I want to augment a virtual object at x,y,z meters wrt camera. OpenCV has camera calibration functions but I don't understand how exactly I can give coordinates in meters
I tried simulating a Camera in Unity but don't get expected result.
I set the projection matrix as follows and create a unit cube at z = 2.415 + 0.5 . Where 2.415 is the distance between the eye and the projection plane (Pinhole camera model) Since the cube's face is at the front clipping plane and it's dimension are unit shouldn't it cover the whole viewport?
Matrix4x4 m = new Matrix4x4();
m[0, 0] = 1;
m[0, 1] = 0;
m[0, 2] = 0;
m[0, 3] = 0;
m[1, 0] = 0;
m[1, 1] = 1;
m[1, 2] = 0;
m[1, 3] = 0;
m[2, 0] = 0;
m[2, 1] = 0;
m[2, 2] = -0.01f;
m[2, 3] = 0;
m[3, 0] = 0;
m[3, 1] = 0;
m[3, 2] = -2.415f;
m[3, 3] = 0;
The global scale of your calibration (i.e. the units of measure of 3D space coordinates) is determined by the geometry of the calibration object you use. For example, when you calibrate in OpenCV using images of a flat checkerboard, the inputs to the calibration procedure are corresponding pairs (P, p) of 3D points P and their images p, the (X, Y, Z) coordinates of the 3D points are expressed in mm, cm, inches, miles, whatever, as required by the size of target you use (and the optics that images it), and the 2D coordinates of the images are in pixels. The output of the calibration routine is the set of parameters (the components of the projection matrix P and the non-linear distortion parameters k) that "convert" 3D coordinates expressed in those metrical units into pixels.
If you don't know (or don't want to use) the actual dimensions of the calibration target, you can just fudge them but leave their ratios unchanged (so that, for example, a square remains a square even though the true length of its side may be unknown). In this case your calibration will be determined up to an unknown global scale. This is actually the common case: in most virtual reality applications you don't really care what the global scale is, as long as the results look correct in the image.

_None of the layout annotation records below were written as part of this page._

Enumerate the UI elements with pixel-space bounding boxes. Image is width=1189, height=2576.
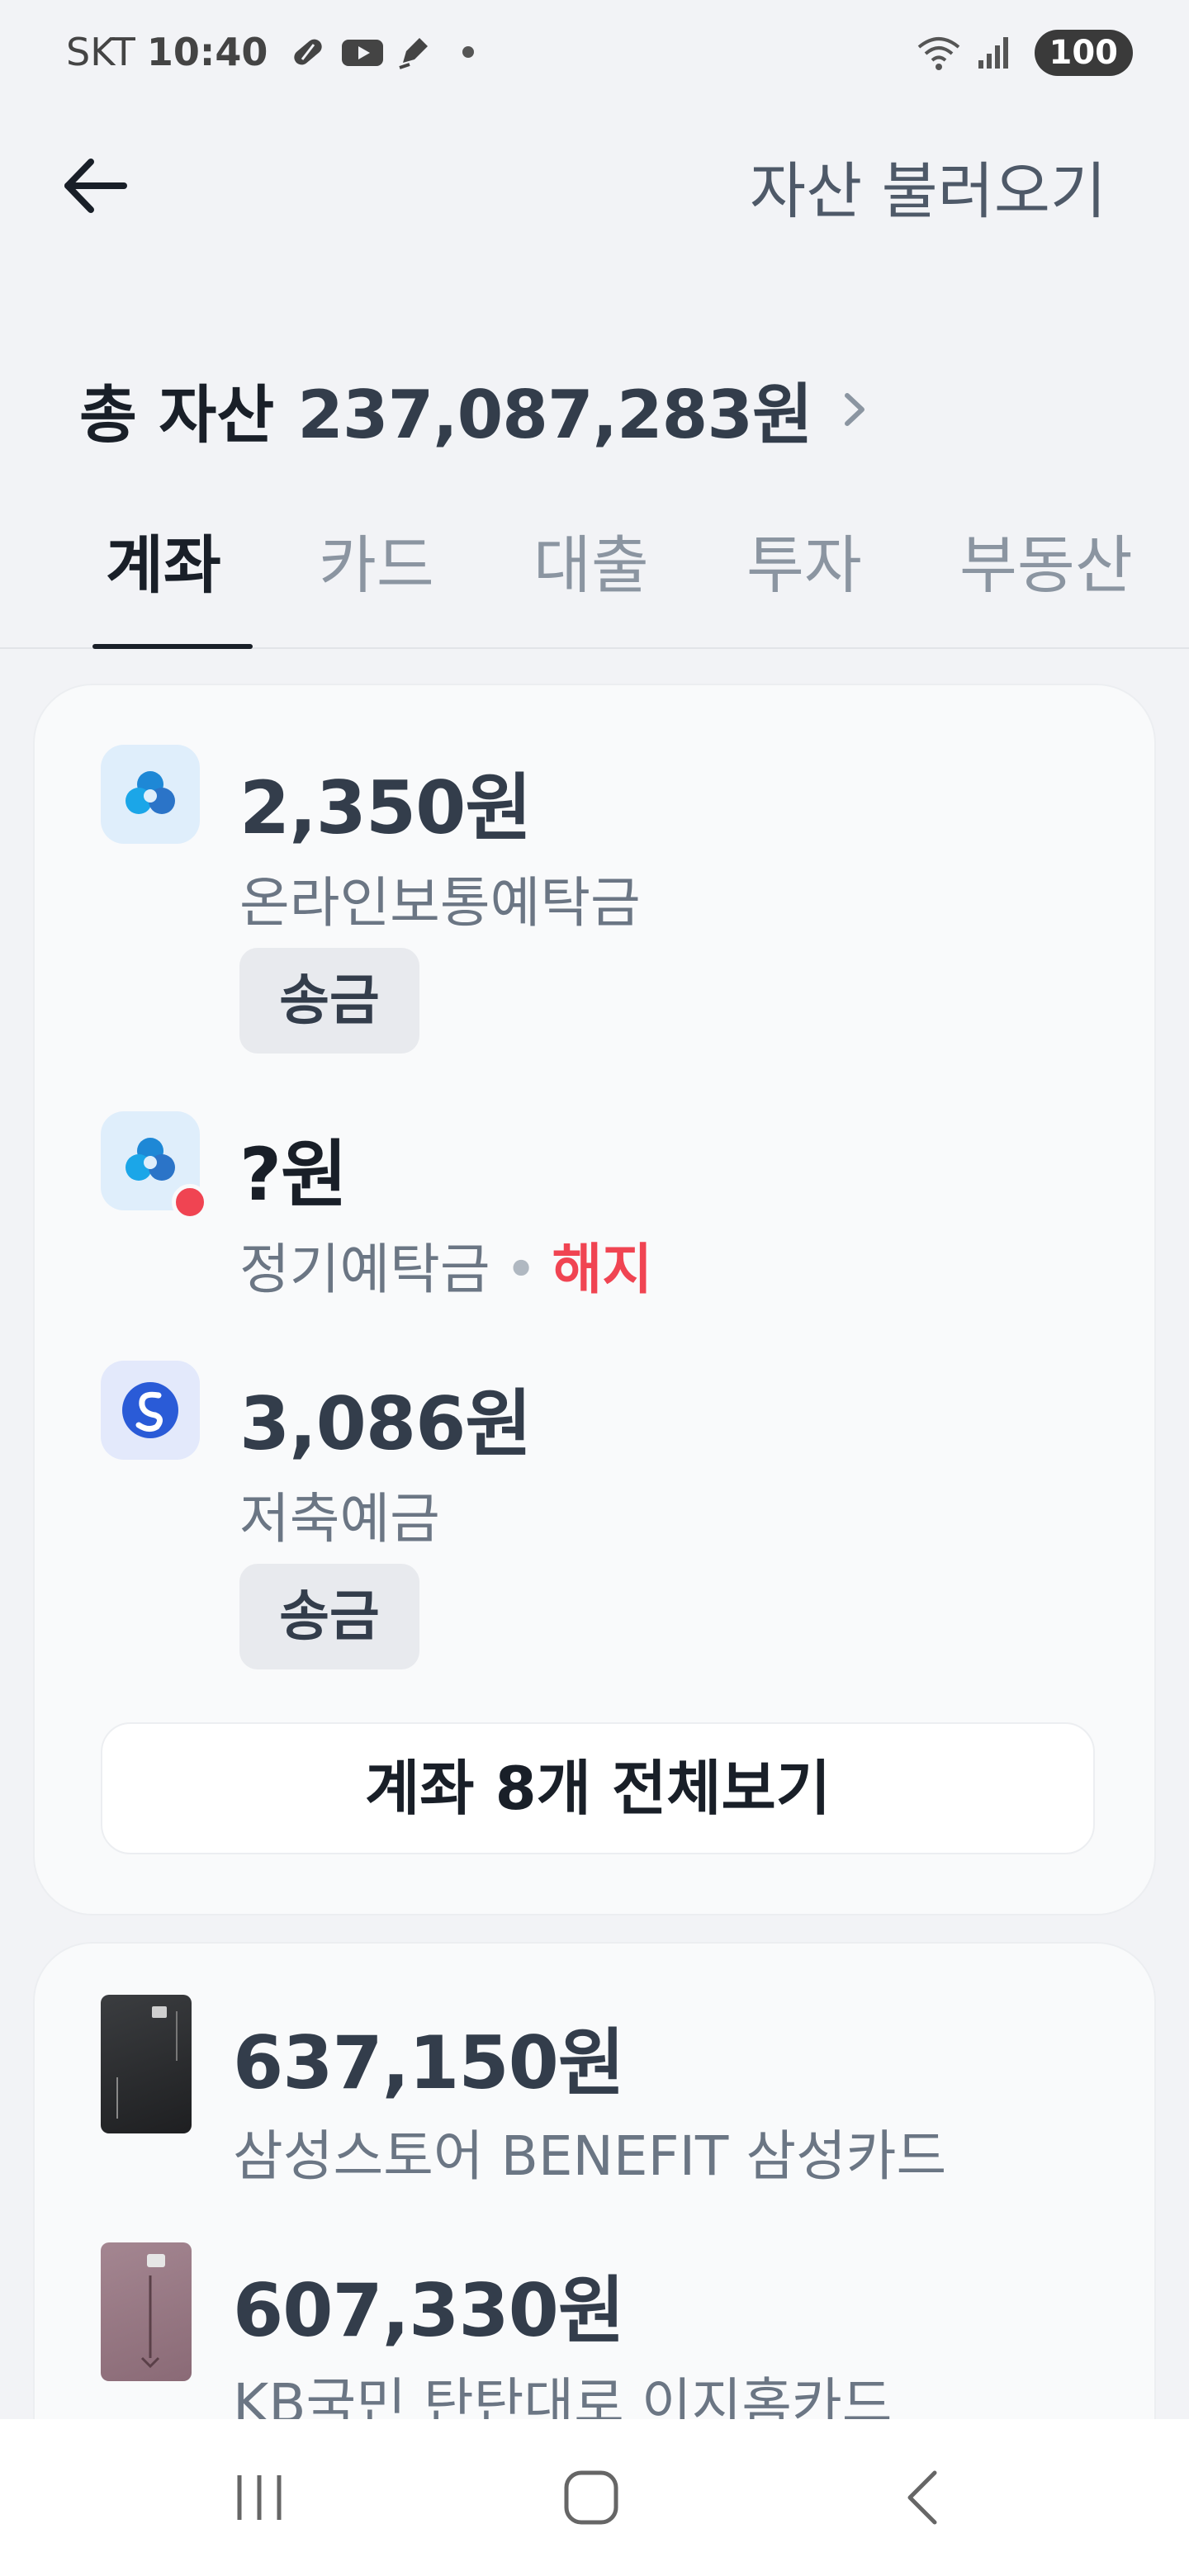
tab-cards[interactable]: 카드 [319, 504, 434, 644]
total-assets-value: 237,087,283원 [297, 376, 812, 453]
pill-icon [287, 31, 329, 73]
transfer-button[interactable]: 송금 [239, 1564, 419, 1669]
pen-icon [393, 31, 434, 73]
card-item[interactable]: 607,330원 KB국민 탄탄대로 이지홈카드 [101, 2242, 1108, 2436]
account-name: 온라인보통예탁금 [239, 871, 641, 935]
transfer-button[interactable]: 송금 [239, 948, 419, 1054]
wifi-icon [916, 32, 959, 73]
chevron-right-icon [844, 393, 865, 426]
total-assets[interactable]: 총 자산 237,087,283원 [79, 362, 867, 457]
carrier-label: SKT [66, 30, 135, 74]
view-all-accounts-button[interactable]: 계좌 8개 전체보기 [101, 1722, 1095, 1854]
alert-dot-icon [172, 1184, 208, 1220]
recent-apps-icon [237, 2475, 282, 2520]
account-status: 해지 [552, 1238, 652, 1301]
nav-back-button[interactable] [874, 2452, 973, 2543]
account-name: 저축예금 [239, 1487, 440, 1551]
status-bar: SKT 10:40 100 [0, 0, 1189, 107]
shinhan-bank-icon [101, 1361, 200, 1460]
tab-investments[interactable]: 투자 [746, 504, 862, 644]
header: 자산 불러오기 [0, 132, 1189, 239]
account-item[interactable]: 2,350원 온라인보통예탁금 송금 [101, 745, 1092, 1058]
account-meta: 정기예탁금 • 해지 [239, 1225, 652, 1305]
cloud-bank-icon [101, 1111, 208, 1220]
recent-apps-button[interactable] [210, 2452, 309, 2543]
account-balance: ?원 [239, 1132, 348, 1217]
accounts-card: 2,350원 온라인보통예탁금 송금 ?원 정기예탁금 • 해지 3,086원 저축… [33, 684, 1156, 1915]
asset-tabs: 계좌 카드 대출 투자 부동산 [0, 504, 1189, 649]
home-button[interactable] [542, 2452, 641, 2543]
tab-accounts[interactable]: 계좌 [106, 504, 221, 644]
back-button[interactable] [50, 140, 140, 231]
clock: 10:40 [146, 30, 268, 74]
card-item[interactable]: 637,150원 삼성스토어 BENEFIT 삼성카드 [101, 1995, 1108, 2188]
account-balance: 3,086원 [239, 1381, 532, 1466]
card-spending: 637,150원 [233, 2020, 625, 2105]
arrow-left-icon [64, 159, 127, 213]
notification-dot-icon [462, 46, 475, 58]
signal-icon [975, 32, 1016, 73]
youtube-icon [340, 31, 384, 73]
total-assets-label: 총 자산 [79, 378, 275, 452]
back-icon [907, 2470, 937, 2525]
account-item[interactable]: ?원 정기예탁금 • 해지 [101, 1111, 1092, 1309]
tab-loans[interactable]: 대출 [533, 504, 649, 644]
card-name: 삼성스토어 BENEFIT 삼성카드 [233, 2124, 947, 2188]
card-spending: 607,330원 [233, 2268, 625, 2353]
system-nav-bar [0, 2419, 1189, 2576]
credit-card-image [101, 2242, 192, 2381]
cloud-bank-icon [101, 745, 200, 844]
account-name: 정기예탁금 [239, 1238, 490, 1301]
import-assets-button[interactable]: 자산 불러오기 [750, 142, 1106, 230]
tab-real-estate[interactable]: 부동산 [959, 504, 1133, 644]
separator-dot: • [504, 1238, 538, 1301]
account-item[interactable]: 3,086원 저축예금 송금 [101, 1361, 1092, 1674]
battery-indicator: 100 [1034, 30, 1133, 76]
account-balance: 2,350원 [239, 765, 532, 850]
active-tab-indicator [92, 644, 253, 649]
home-icon [564, 2470, 618, 2525]
credit-card-image [101, 1995, 192, 2133]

For example, if you want to add an even puffier pair of 3D lips on a video of Angelina Jolie, and composite them with the original video so that the brand new fake lips stay attached and look "natural" on her face, you just need to rescale the 3D model of the fake lips so that it overlaps correctly the image of the lips. Whether the model is 1 yard or one mile away from the CG camera in which you render the composite is completely irrelevant.
For finding augmenting an object you need to find camera pose and orientation. That is the same as finding the camera extrinsics. You also have to calculate first the camera intrinsics (which is called calibraiton).
OpenCV allows you to do all of this, but is not trivial, it requires work on your own. I give you a clue, you first need to recognize something in the scene that you know how it looks, so you can calculate the camera pose by analyzing this object, call it a marker. You can start by the tipical fiducials, they are easy to detect.
Have a look at this thread.
I ended up measuring the field of view manually. Once you know FOV you can easily create the projection matrix. No need to worry about units because in the end the projection is of the form ( X*d/Z, Y*d/Z ). Whatever the units of X,Y,Z may be the ratio of X/Z remains the same.